Case Presentation: A 70-year-old male with a history of chronic bronchiectasis and prior smoke inhalation lung injury presented with presumed hematemesis, but was quickly found to have large-volume hemoptysis. He became unstable and required emergent intubation. Initial Bronchoscopy showed blood clots bilaterally, but no active source; repeat bronchoscopy localized bleeding to the left lower lobe. Patient was given nebulized TXA and local epinephrine, and IR was consulted for Bronchial Artery Embolization (BAE), which achieved temporary hemostasis. Angiography identified hypertrophied and tortuous bronchial arteries with aneurysmal dilatation bilaterally. After extubation, He had recurrent massive hemoptysis necessitating re-intubation and repeat BAE. Shortly afterwards, he developed worsening hypoxia and a submassive pulmonary embolism (PE). With no further bleeding noted, anticoagulation was cautiously started, but led to another episode of massive hemoptysis within 24 hours. Anticoagulation was stopped, and an IVC filter was placed. Due to Bilateral Disease and recurrent bleeding, he was not a surgical candidate for lobectomy and remained ventilator dependent.
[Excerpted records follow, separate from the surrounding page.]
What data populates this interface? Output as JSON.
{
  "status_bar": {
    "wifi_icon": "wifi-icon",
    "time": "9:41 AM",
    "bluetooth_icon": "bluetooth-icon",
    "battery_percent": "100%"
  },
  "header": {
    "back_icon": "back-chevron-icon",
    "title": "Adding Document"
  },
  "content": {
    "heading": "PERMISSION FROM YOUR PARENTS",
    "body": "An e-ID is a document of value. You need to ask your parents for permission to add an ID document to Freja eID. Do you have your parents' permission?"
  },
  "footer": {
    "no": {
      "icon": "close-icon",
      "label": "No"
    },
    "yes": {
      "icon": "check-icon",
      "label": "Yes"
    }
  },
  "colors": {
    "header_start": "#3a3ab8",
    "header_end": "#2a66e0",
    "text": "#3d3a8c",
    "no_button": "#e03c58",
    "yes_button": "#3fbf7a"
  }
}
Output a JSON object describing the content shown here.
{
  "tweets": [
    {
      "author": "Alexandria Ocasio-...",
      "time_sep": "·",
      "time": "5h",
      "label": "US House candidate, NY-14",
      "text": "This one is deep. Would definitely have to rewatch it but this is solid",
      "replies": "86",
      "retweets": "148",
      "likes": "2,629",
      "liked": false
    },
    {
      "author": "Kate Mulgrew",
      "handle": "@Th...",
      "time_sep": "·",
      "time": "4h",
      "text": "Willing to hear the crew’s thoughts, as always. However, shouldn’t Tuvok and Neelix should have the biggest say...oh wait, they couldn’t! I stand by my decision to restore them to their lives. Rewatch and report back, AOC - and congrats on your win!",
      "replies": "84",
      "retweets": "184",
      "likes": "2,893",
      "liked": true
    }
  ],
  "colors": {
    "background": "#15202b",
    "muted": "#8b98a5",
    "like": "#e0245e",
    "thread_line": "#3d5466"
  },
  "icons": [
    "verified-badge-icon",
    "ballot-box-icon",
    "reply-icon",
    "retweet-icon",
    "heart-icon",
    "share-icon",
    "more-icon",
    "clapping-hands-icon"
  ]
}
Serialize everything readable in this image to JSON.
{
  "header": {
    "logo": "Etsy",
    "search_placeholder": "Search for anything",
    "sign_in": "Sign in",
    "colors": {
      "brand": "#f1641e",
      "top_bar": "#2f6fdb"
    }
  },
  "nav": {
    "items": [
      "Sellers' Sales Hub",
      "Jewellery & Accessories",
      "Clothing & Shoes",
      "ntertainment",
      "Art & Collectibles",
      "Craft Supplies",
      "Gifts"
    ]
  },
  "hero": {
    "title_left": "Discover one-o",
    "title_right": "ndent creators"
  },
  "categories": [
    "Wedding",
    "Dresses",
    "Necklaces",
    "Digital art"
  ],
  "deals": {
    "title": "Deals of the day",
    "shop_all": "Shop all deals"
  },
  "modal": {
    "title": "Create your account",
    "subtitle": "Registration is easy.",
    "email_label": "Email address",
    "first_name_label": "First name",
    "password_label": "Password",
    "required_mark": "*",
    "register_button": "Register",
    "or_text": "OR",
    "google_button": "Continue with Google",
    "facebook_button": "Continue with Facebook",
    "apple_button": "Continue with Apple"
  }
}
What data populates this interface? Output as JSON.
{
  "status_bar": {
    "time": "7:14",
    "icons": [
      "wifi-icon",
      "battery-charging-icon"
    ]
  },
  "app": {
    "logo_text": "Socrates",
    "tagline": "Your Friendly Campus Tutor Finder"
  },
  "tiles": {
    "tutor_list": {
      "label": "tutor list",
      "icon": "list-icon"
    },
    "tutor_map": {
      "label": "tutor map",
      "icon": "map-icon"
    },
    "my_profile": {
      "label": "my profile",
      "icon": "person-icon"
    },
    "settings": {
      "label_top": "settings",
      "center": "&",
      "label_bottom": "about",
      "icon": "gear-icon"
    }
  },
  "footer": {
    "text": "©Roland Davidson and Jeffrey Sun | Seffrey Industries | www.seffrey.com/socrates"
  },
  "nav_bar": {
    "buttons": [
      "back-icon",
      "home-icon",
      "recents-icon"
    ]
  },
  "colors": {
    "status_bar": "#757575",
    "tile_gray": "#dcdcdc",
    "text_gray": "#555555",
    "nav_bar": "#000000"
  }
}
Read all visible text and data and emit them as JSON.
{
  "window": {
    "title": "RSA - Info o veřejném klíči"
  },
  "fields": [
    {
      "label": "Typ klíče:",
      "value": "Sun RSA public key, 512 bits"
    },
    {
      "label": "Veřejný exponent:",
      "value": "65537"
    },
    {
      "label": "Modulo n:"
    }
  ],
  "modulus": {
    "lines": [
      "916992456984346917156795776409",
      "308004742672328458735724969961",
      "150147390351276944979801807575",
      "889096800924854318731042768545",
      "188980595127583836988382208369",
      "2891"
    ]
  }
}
Discussion: Commencement of anticoagulation in a patient with active or recently controlled bleeding presents a significant challenge in hospital medicine. While pulmonary embolism requires timely intervention to prevent morbidity and mortality, massive hemoptysis itself is a life-threatening condition where anticoagulation aggravates it and can result in fatal consequences. This case highlights the difficult balance between controlling bleeding and treating thrombosis.In the setting of massive hemoptysis, the primary clinical goal is to achieve and maintain hemoptysis. Only after controlling the bleed, physicians reassess the safety of starting anticoagulation. Even after minimal invasive procedures such as bronchial artery embolization, the risk of rebleeding remains significant, particularly in patients with chronic structural lung disease. Therefore, the timing of anticoagulation initiation remains debatable and demands a multidisciplinary approach and individualized risk-benefit assessment. Current guidelines provide limited evidence for patients who simultaneously require anticoagulation and present a high bleeding risk. The Clinical approach must include:Stabilization of bleeding with interventions Severity of thrombotic burden (g., massive or submassive Pulmonary embolism)Risk of recurrent thromboembolism without anticoagulation or worsening of clot burden Possible alternatives to anticoagulation, such as temporary IVC filter placement Multidisciplinary input including pulmonary, surgical, Interventional radiology, critical care, and hospital medicine

Conclusions: This case highlights the challenge of initiating anticoagulation in a pulmonary embolism patient in the setting of active or high-risk bleeding. The decision to initiate anticoagulation in such patients requires a careful reassessment of bleeding control, multidisciplinary inputs, and individualized risk-benefit evaluation. This case demonstrates that further study and research is needed to guide the timing of starting anticoagulation and management protocols, including the role of alternative interventions such as IVC filter or any other alternatives for patients facing concurrent life-threatening hemorrhages and thromboembolic disease.